For decades, managing data essentially meant collecting, storing, and occasionally accessing it. That has all changed in recent years, as businesses look for the critical information they can pull from the massive amounts of data generated, accessed, and stored in myriad locations, from corporate data centers to the cloud and the edge.
Given that, data analytics – helped by such modern technologies as artificial intelligence (AI) and machine learning – has become a must-have capability and in 2022, the importance will be amplified. Enterprises need to rapidly parse through data – much of it unstructured – to find the information that will drive business decisions. They also need to create a modern data environment in which to make that happen.
Below are a few trends in data management that will come to the fore in 2022:
Data managers will broaden their focus from structured data to unstructured data analytics
Traditionally, a lot of data science was focused on feeding structured data to data warehouses. But with 90 percent of the world’s data becoming unstructured and with the rise of machine learning, which relies on unstructured data, data scientists should broaden their skills to incorporate unstructured data analytics. They need to learn to glean value from data with no specific structure or schema and ranges across video files, genomics files, seismic images, IoT data, audio recording,s and user data such as emails. Developing these skills, which involves staying current and experimenting with new unstructured data analytics capabilities in data lakes as well as learning unstructured data management techniques, will be paramount in 2022.

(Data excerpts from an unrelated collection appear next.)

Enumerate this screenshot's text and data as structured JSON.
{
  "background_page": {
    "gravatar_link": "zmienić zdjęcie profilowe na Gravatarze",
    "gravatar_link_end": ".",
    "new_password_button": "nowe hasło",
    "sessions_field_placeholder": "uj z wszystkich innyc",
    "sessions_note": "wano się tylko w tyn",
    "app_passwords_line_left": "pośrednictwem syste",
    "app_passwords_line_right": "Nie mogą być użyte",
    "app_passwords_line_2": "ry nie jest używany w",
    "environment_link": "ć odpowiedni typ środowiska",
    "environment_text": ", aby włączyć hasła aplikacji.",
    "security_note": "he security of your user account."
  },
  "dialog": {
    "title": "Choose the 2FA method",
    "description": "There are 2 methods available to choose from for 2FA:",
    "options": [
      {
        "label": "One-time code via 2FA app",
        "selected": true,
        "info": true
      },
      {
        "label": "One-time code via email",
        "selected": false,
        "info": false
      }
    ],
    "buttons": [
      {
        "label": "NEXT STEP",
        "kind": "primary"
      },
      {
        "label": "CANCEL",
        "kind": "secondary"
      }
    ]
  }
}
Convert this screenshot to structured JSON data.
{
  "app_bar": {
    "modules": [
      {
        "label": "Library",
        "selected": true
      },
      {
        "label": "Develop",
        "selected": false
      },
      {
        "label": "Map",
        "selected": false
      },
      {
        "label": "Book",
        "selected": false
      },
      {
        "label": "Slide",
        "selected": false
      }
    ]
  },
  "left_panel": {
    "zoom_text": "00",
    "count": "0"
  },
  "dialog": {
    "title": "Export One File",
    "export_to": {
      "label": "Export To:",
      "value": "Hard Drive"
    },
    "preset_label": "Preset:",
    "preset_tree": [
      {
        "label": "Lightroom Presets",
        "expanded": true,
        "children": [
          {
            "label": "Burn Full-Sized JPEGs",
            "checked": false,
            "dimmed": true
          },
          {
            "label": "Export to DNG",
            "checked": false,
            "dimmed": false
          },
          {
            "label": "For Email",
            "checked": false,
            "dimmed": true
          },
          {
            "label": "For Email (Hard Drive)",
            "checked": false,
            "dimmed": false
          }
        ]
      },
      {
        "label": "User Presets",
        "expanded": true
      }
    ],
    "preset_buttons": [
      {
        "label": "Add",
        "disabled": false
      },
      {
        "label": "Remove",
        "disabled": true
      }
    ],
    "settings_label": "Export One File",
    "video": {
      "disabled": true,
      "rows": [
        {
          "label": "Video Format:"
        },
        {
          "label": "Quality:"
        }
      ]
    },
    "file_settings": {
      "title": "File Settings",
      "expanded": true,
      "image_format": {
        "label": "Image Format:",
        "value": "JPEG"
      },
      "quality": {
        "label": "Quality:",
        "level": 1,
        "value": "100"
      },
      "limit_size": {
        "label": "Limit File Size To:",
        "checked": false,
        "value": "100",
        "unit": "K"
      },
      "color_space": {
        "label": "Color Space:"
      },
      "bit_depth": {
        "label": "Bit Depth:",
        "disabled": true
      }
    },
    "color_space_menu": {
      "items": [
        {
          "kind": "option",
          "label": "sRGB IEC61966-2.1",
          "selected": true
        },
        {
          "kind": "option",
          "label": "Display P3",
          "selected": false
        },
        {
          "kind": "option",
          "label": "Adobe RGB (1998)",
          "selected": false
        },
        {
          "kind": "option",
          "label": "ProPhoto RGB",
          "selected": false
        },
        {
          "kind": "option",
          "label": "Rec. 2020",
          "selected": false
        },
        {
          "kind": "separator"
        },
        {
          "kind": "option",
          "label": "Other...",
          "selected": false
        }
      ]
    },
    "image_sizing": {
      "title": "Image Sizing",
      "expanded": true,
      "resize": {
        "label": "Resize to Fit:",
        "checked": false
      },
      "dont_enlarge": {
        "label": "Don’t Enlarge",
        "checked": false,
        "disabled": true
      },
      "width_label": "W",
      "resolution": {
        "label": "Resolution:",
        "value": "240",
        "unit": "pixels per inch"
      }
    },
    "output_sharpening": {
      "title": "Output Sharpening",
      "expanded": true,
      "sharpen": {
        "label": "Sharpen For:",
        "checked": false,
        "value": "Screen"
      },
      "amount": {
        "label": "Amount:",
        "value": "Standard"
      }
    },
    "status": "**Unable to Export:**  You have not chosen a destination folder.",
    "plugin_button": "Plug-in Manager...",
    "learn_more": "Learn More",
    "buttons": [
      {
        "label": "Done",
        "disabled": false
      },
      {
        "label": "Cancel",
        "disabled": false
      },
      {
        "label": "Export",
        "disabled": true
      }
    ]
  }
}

‘Right data’ analytics will surpass Big Data analytics as a key trend
Big Data is almost too big and is creating data swamps that are hard to leverage. Precisely finding the right data in place no matter where it was created and ingesting it for data analytics is a game-changer because it will save ample time and manual effort while delivering more relevant analysis. So, instead of Big Data, a new trend will be the development of so-called “right data” analytics.
Storage-agnostic data management will become a critical component of the modern data fabric
A data fabric is an architecture that provides visibility of data and the ability to move, replicate and access data across hybrid storage and cloud resources. Through near real-time analytics, it puts data owners in control of where their data lives across clouds and storage so that data can reside in the right place at the right time. IT and storage managers will choose data fabric architectures to unlock data from storage and enable data-centric vs. storage-centric management. For example, instead of storing all medical images on the same NAS, storage pros can use analytics and user feedback to segment these files, such as copying medical images for access by machine learning in a clinical study or moving critical data to immutable cloud storage to defend against ransomware.
Data fabrics will be a strategic enterprise IT trend in 2022
Data fabric is still a vision. It recognizes that your data exists in many places, and a fabric can bridge the silos and deliver greater portability, visibility, and governance. Data fabric research has typically focused on semi-structured and structured data. But 90 percent of the world’s data is unstructured (think videos, X-rays, genomics files, log files, and sensor data) and has no defined schema. Data lakes and analytics applications cannot readily access this dark data locked in files. Data fabric technologies need to bridge the unstructured data storage (file storage and object storage) and data analytics platforms (including data lakes, machine learning, natural language processors, and image analytics). Analyzing unstructured data is becoming pivotal because machine learning relies on unstructured data. Data fabric technologies need to be open and standards-based and look across environments. In 2022, the data fabric should move from a vision to a set of architectural data management principles. Given its rising relevance and sheer magnitude, technology vendors need to incorporate unstructured data into their data fabric architectures.
Multi-cloud will evolve with different data strategies
Today, many organizations have a hybrid cloud environment in which the bulk of data is stored and backed up in private data centers across multiple vendor systems. As unstructured (file) data has grown exponentially, the cloud is used as a secondary or tertiary storage tier. It can be difficult to see across the silos to manage costs, ensure performance and manage risk. As a result, IT leaders realize that extracting value from data across clouds and on-premises environments is a formidable challenge. Multi-cloud strategies work best when organizations use different clouds for different use cases and data sets. However, this brings about another issue: moving data is very expensive when and if you need to later move data from one cloud to another. A newer concept is to pull compute toward data that lives in one place. That central place could be a colocation center with direct links to cloud providers. Multi-cloud will evolve with different strategies: sometimes compute comes to your data, sometimes the data resides in multiple clouds.
Synthetic data + unstructured data will be needed to manage data growth
Data security and privacy are becoming more pressing, and synthetic data is an excellent solution to prevent user data collection. Synthetic data is also more portable since you do not have many privacy laws to consider. While synthetic data reduces the footprint of customer data, it is still a tiny fraction of the total unstructured data. The bulk of data is application-generated, not user data, so synthetic data coupled with unstructured data management is needed to manage data growth.
Enterprises continue to come under increasing pressure to adopt data management strategies that will enable them to derive useful information from the data tsunami to drive critical business decisions. Analytics will be central to this effort, as will creating open and standards-based data fabrics that enable organizations to bring all this data under control for analysis and action.